Constables 2126 Akiel Smith and 2648 Carl Smith were flanked by colleagues as they entered the Nassau and South Streets Magistrates Court Complex where they appeared before Chief Magistrate Joyann Ferguson-Pratt facing a charge of manslaughter.
It is alleged that the pair, on February 9, 2013, used unlawful harm to cause the death of Rolle.
The accused men will not be allowed to enter a plea to the allegation until they are formally arraigned in the Supreme Court where they are expected to be tried.
The presentation of a voluntary bill of indictment (VBI), scheduled for March 23, will facilitate the transfer of the matter to the Supreme Court.
The police officers were charged with manslaughter under Section 293 of the Penal Code.
When the chief magistrate told the accused that they would have to be remanded to the Department of Correctional Services, their lawyer, Wayne Munroe, QC, said that manslaughter was a bailable offence under the amended Bail Act.
After an inspection of said law, police prosecutor ASP Clifford Daxon was asked if he had any objection to the officers receiving a bond pending trial.
The prosecutor did not object.
Mr Munroe advised the court that the matter was three years old.

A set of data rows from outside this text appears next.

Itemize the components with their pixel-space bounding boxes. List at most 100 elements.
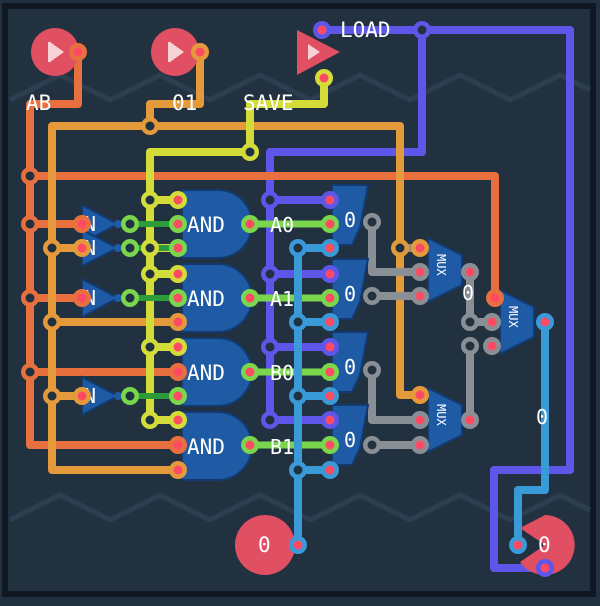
latch-b1[interactable]: 0 bbox=[331, 404, 370, 466]
connection-port[interactable] bbox=[321, 461, 339, 479]
wire-junction[interactable] bbox=[289, 461, 307, 479]
wire-junction[interactable] bbox=[363, 436, 381, 454]
wire-junction[interactable] bbox=[261, 338, 279, 356]
wire-junction[interactable] bbox=[363, 361, 381, 379]
connection-port[interactable] bbox=[73, 239, 91, 257]
connection-port[interactable] bbox=[321, 436, 339, 454]
mux-bottom[interactable]: MUX bbox=[427, 386, 463, 454]
wire-junction[interactable] bbox=[121, 289, 139, 307]
latch-a0[interactable]: 0 bbox=[331, 184, 370, 246]
output-display-left[interactable]: 0 bbox=[234, 515, 307, 576]
wire-junction[interactable] bbox=[21, 289, 39, 307]
connection-port[interactable] bbox=[169, 191, 187, 209]
and-gate-2[interactable]: AND bbox=[181, 263, 253, 333]
wire-junction[interactable] bbox=[261, 191, 279, 209]
connection-port[interactable] bbox=[321, 363, 339, 381]
connection-port[interactable] bbox=[169, 265, 187, 283]
connection-port[interactable] bbox=[411, 411, 429, 429]
wire-junction[interactable] bbox=[289, 239, 307, 257]
connection-port[interactable] bbox=[321, 313, 339, 331]
and-gate-3[interactable]: AND bbox=[181, 337, 253, 407]
connection-port[interactable] bbox=[483, 337, 501, 355]
connection-port[interactable] bbox=[321, 387, 339, 405]
connection-port[interactable] bbox=[411, 263, 429, 281]
connection-port[interactable] bbox=[169, 338, 187, 356]
wire-junction[interactable] bbox=[43, 313, 61, 331]
connection-port[interactable] bbox=[536, 313, 554, 331]
wire-junction[interactable] bbox=[121, 387, 139, 405]
wire-junction[interactable] bbox=[121, 239, 139, 257]
wire-junction[interactable] bbox=[43, 239, 61, 257]
mux-top[interactable]: MUX bbox=[427, 236, 463, 304]
connection-port[interactable] bbox=[411, 386, 429, 404]
wire-junction[interactable] bbox=[461, 337, 479, 355]
connection-port[interactable] bbox=[321, 215, 339, 233]
wire-junction[interactable] bbox=[261, 265, 279, 283]
connection-port[interactable] bbox=[411, 287, 429, 305]
connection-port[interactable] bbox=[169, 461, 187, 479]
wire-junction[interactable] bbox=[141, 411, 159, 429]
connection-port[interactable] bbox=[73, 215, 91, 233]
connection-port[interactable] bbox=[169, 387, 187, 405]
load-wire[interactable] bbox=[318, 26, 574, 572]
latch-a1[interactable]: 0 bbox=[331, 258, 370, 320]
connection-port[interactable] bbox=[169, 436, 187, 454]
connection-port[interactable] bbox=[241, 363, 259, 381]
wire-junction[interactable] bbox=[289, 387, 307, 405]
connection-port[interactable] bbox=[486, 289, 504, 307]
connection-port[interactable] bbox=[169, 313, 187, 331]
connection-port[interactable] bbox=[321, 411, 339, 429]
bits-button[interactable] bbox=[151, 28, 209, 76]
load-distribution-wire[interactable] bbox=[266, 26, 426, 424]
save-button[interactable] bbox=[297, 30, 340, 87]
wire-junction[interactable] bbox=[21, 363, 39, 381]
wire-junction[interactable] bbox=[363, 213, 381, 231]
connection-port[interactable] bbox=[483, 313, 501, 331]
wire-junction[interactable] bbox=[461, 313, 479, 331]
wire-junction[interactable] bbox=[363, 287, 381, 305]
connection-port[interactable] bbox=[321, 289, 339, 307]
wire-junction[interactable] bbox=[121, 215, 139, 233]
ab-button[interactable] bbox=[31, 28, 87, 76]
connection-port[interactable] bbox=[241, 289, 259, 307]
connection-port[interactable] bbox=[169, 289, 187, 307]
connection-port[interactable] bbox=[461, 411, 479, 429]
and-gate-1[interactable]: AND bbox=[181, 189, 253, 259]
connection-port[interactable] bbox=[321, 239, 339, 257]
connection-port[interactable] bbox=[461, 263, 479, 281]
wire-junction[interactable] bbox=[43, 387, 61, 405]
wire-junction[interactable] bbox=[141, 265, 159, 283]
wire-junction[interactable] bbox=[21, 167, 39, 185]
connection-port[interactable] bbox=[241, 215, 259, 233]
connection-port[interactable] bbox=[321, 191, 339, 209]
output-display-right[interactable]: 0 bbox=[509, 515, 575, 577]
connection-port[interactable] bbox=[411, 239, 429, 257]
and-gate-4[interactable]: AND bbox=[181, 411, 253, 481]
wire-junction[interactable] bbox=[141, 191, 159, 209]
latch-b0[interactable]: 0 bbox=[331, 331, 370, 393]
wire-junction[interactable] bbox=[391, 239, 409, 257]
wire-junction[interactable] bbox=[289, 313, 307, 331]
wire-junction[interactable] bbox=[141, 117, 159, 135]
connection-port[interactable] bbox=[411, 436, 429, 454]
connection-port[interactable] bbox=[73, 289, 91, 307]
connection-port[interactable] bbox=[321, 265, 339, 283]
connection-port[interactable] bbox=[169, 215, 187, 233]
load-input[interactable] bbox=[313, 21, 331, 39]
connection-port[interactable] bbox=[73, 387, 91, 405]
output-wire-right[interactable] bbox=[514, 318, 549, 549]
connection-port[interactable] bbox=[321, 338, 339, 356]
wire-junction[interactable] bbox=[261, 411, 279, 429]
wire-junction[interactable] bbox=[21, 215, 39, 233]
connection-port[interactable] bbox=[241, 436, 259, 454]
wire-junction[interactable] bbox=[241, 143, 259, 161]
wire-junction[interactable] bbox=[413, 21, 431, 39]
connection-port[interactable] bbox=[169, 411, 187, 429]
connection-port[interactable] bbox=[169, 239, 187, 257]
wire-junction[interactable] bbox=[141, 338, 159, 356]
mux-final[interactable]: MUX bbox=[499, 288, 535, 356]
connection-port[interactable] bbox=[169, 363, 187, 381]
wire-junction[interactable] bbox=[141, 239, 159, 257]
connection-pins[interactable] bbox=[21, 21, 554, 479]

“This matter was subject of a coroner’s inquest and appeal and my clients are still here,” the lawyer stressed.
“They are serving police officers?” the chief magistrate asked.
Mr Munroe said yes and the court set a bond of $18,000 for each accused.
They were ordered to return to Magistrate’s Court on March 23 for the VBI presentation.
If convicted, the officers could face between 18-35 years imprisonment as prescribed by the Court of Appeal in the case of Larry Raymond Jones. However, a judge does have the discretion to impose a lesser sentence when factoring mitigating and aggravating circumstance of the case.
The circumstances surrounding Rolle’s death were initially heard in Coroner’s Court where an inquest was held.
On May 7, 2013, a Coroner’s Court jury found Rolle’s death to be an “unlawful” killing.
Upon conclusion of the inquest into Rolle’s death, Acting Coroner Jeanine Weech-Gomez recommended the file be reviewed by the Office of the Attorney General to determine whether action should be taken against the officers. She also suggested that it be forwarded to Commissioner of Police Ellison Greenslade to conduct disciplinary proceedings against the men.
However, in July 2014, family of the policemen appealed the acting coroner’s decision and the matter remained in limbo for some time.
In August 2015, the judge presiding over the officers’ appeal found that there was a fundamental misdirection to the Coroner’s Court jury during the inquest.
The judge ruled an “unlawful” killing was not a verdict in law available to the panel at the time of the proceedings.
However, Senior Justice Stephen Isaacs also maintained at the time “in my judgment, the blunt force trauma to the torso of the deceased was the immediate cause of death.”